Vous avez cité toutes les raisons qui placent la politique étrangère au centre des préoccupations en Russie, notamment la revanche sur les humiliations ressenties avec la perte du rang international dans les années quatre-vingt-dix (la restauration de ce rang est considéré comme un des principaux acquis de l'ère Poutine). Il y a aussi un effet de propagande, qui se reflète fidèlement dans les sondages.

La création des classes de cadets, la « Jeune Garde », le prestige croissant des métiers militaires témoignent-ils d'une militarisation accrue de la société ? Les relations avec l'Occident ont leur influence, la propagande aussi. Du reste, le ministère de la défense se flatte de ne pas avoir de difficulté à recruter. Mais à l'époque soviétique, l'enrôlement militaire concernait 100% de la société ! Aujourd'hui, s'il est bien vu d'inscrire ses enfants dans de telles classes - parce qu'ils sont mieux là, à apprendre la discipline, qu'à traîner avec les dealers de drogue, et parce que la nostalgie joue un peu - il faut relativiser le phénomène, quantitativement et qualitativement.

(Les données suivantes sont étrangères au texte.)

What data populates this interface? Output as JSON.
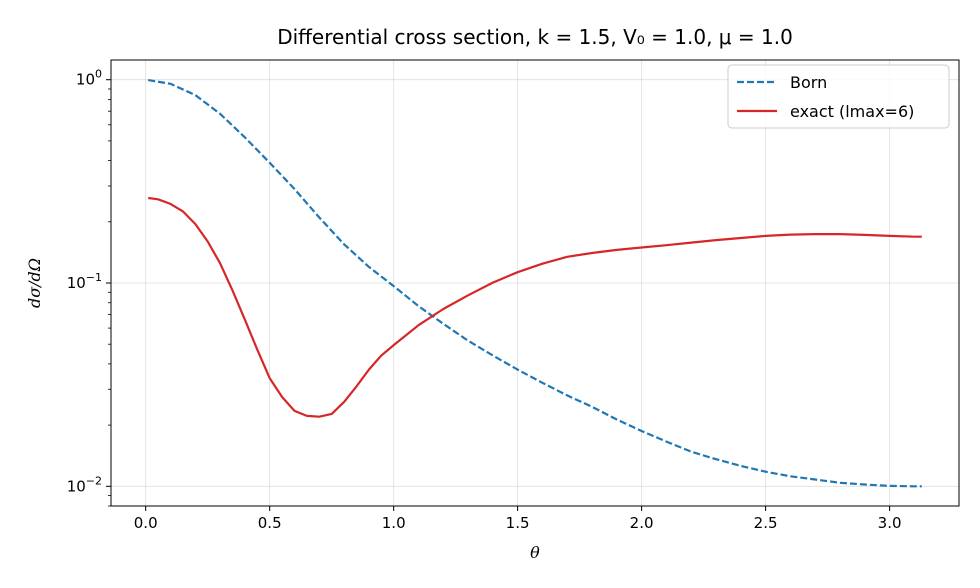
{
  "chart_data": {
    "type": "line",
    "title": "Differential cross section, k = 1.5, V₀ = 1.0, μ = 1.0",
    "xlabel": "θ",
    "ylabel": "dσ/dΩ",
    "xlim": [
      -0.14,
      3.28
    ],
    "ylim": [
      0.008,
      1.25
    ],
    "yscale": "log",
    "grid": true,
    "legend_position": "top-right",
    "x_ticks": [
      0.0,
      0.5,
      1.0,
      1.5,
      2.0,
      2.5,
      3.0
    ],
    "x_tick_labels": [
      "0.0",
      "0.5",
      "1.0",
      "1.5",
      "2.0",
      "2.5",
      "3.0"
    ],
    "y_ticks": [
      0.01,
      0.1,
      1.0
    ],
    "y_tick_labels": [
      {
        "base": "10",
        "exp": "−2"
      },
      {
        "base": "10",
        "exp": "−1"
      },
      {
        "base": "10",
        "exp": "0"
      }
    ],
    "series": [
      {
        "name": "Born",
        "color": "#1f77b4",
        "style": "dashed",
        "x": [
          0.01,
          0.1,
          0.2,
          0.3,
          0.4,
          0.5,
          0.6,
          0.7,
          0.8,
          0.9,
          1.0,
          1.1,
          1.2,
          1.3,
          1.4,
          1.5,
          1.6,
          1.7,
          1.8,
          1.9,
          2.0,
          2.1,
          2.2,
          2.3,
          2.4,
          2.5,
          2.6,
          2.7,
          2.8,
          2.9,
          3.0,
          3.1,
          3.13
        ],
        "y": [
          0.995,
          0.955,
          0.84,
          0.68,
          0.52,
          0.39,
          0.29,
          0.21,
          0.155,
          0.12,
          0.0965,
          0.077,
          0.063,
          0.052,
          0.044,
          0.0375,
          0.0323,
          0.028,
          0.0246,
          0.0213,
          0.0187,
          0.0166,
          0.0148,
          0.0136,
          0.0126,
          0.0118,
          0.0112,
          0.0108,
          0.0104,
          0.0102,
          0.01005,
          0.01,
          0.01
        ]
      },
      {
        "name": "exact (lmax=6)",
        "color": "#d62728",
        "style": "solid",
        "x": [
          0.01,
          0.05,
          0.1,
          0.15,
          0.2,
          0.25,
          0.3,
          0.35,
          0.4,
          0.45,
          0.5,
          0.55,
          0.6,
          0.65,
          0.7,
          0.75,
          0.8,
          0.85,
          0.9,
          0.95,
          1.0,
          1.1,
          1.2,
          1.3,
          1.4,
          1.5,
          1.6,
          1.7,
          1.8,
          1.9,
          2.0,
          2.1,
          2.2,
          2.3,
          2.4,
          2.5,
          2.6,
          2.7,
          2.8,
          2.9,
          3.0,
          3.1,
          3.13
        ],
        "y": [
          0.262,
          0.258,
          0.245,
          0.225,
          0.195,
          0.16,
          0.125,
          0.092,
          0.066,
          0.047,
          0.034,
          0.0275,
          0.0235,
          0.0222,
          0.022,
          0.0227,
          0.026,
          0.031,
          0.0375,
          0.044,
          0.0495,
          0.062,
          0.0745,
          0.087,
          0.1005,
          0.113,
          0.1245,
          0.1345,
          0.1405,
          0.1455,
          0.1495,
          0.1535,
          0.158,
          0.1625,
          0.1665,
          0.1705,
          0.173,
          0.174,
          0.174,
          0.1725,
          0.1705,
          0.169,
          0.169
        ]
      }
    ]
  }
}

Les fraudes électorales sont aujourd'hui en recul : bien sûr, car tout se passe en amont, vous l'avez dit, lors de la sélection des candidats. Le premier filtre municipal et les parrainages servent à écarter les indésirables. Quel score aurait fait Navalny ? Difficile à dire ! Mais au-delà des réseaux sociaux, il est doué pour le contact direct avec les électeurs et avait recueilli 27% des suffrages en 2013 alors même qu'il n'avait pas accès à la télévision fédérale...

Tolstoï n'est pas un nom qui circule pour la succession à la tête de l'Etat. Je ne crois pas que les Russes attendent une personnalité médiatique, plutôt un manager efficace, qui aurait l'expérience d'une région, d'un ministère, d'une structure de force comme Vladimir Poutine. Le nom qui circule est celui d'Alexeï Dumine, gouverneur de la région de Toula ; il est jeune, il a la confiance du président, il est issu comme lui d'une structure de force, mais il est peu probable que le président souhaite exposer trop tôt son futur successeur. Il nommera peut-être une personnalité « sous les radars ».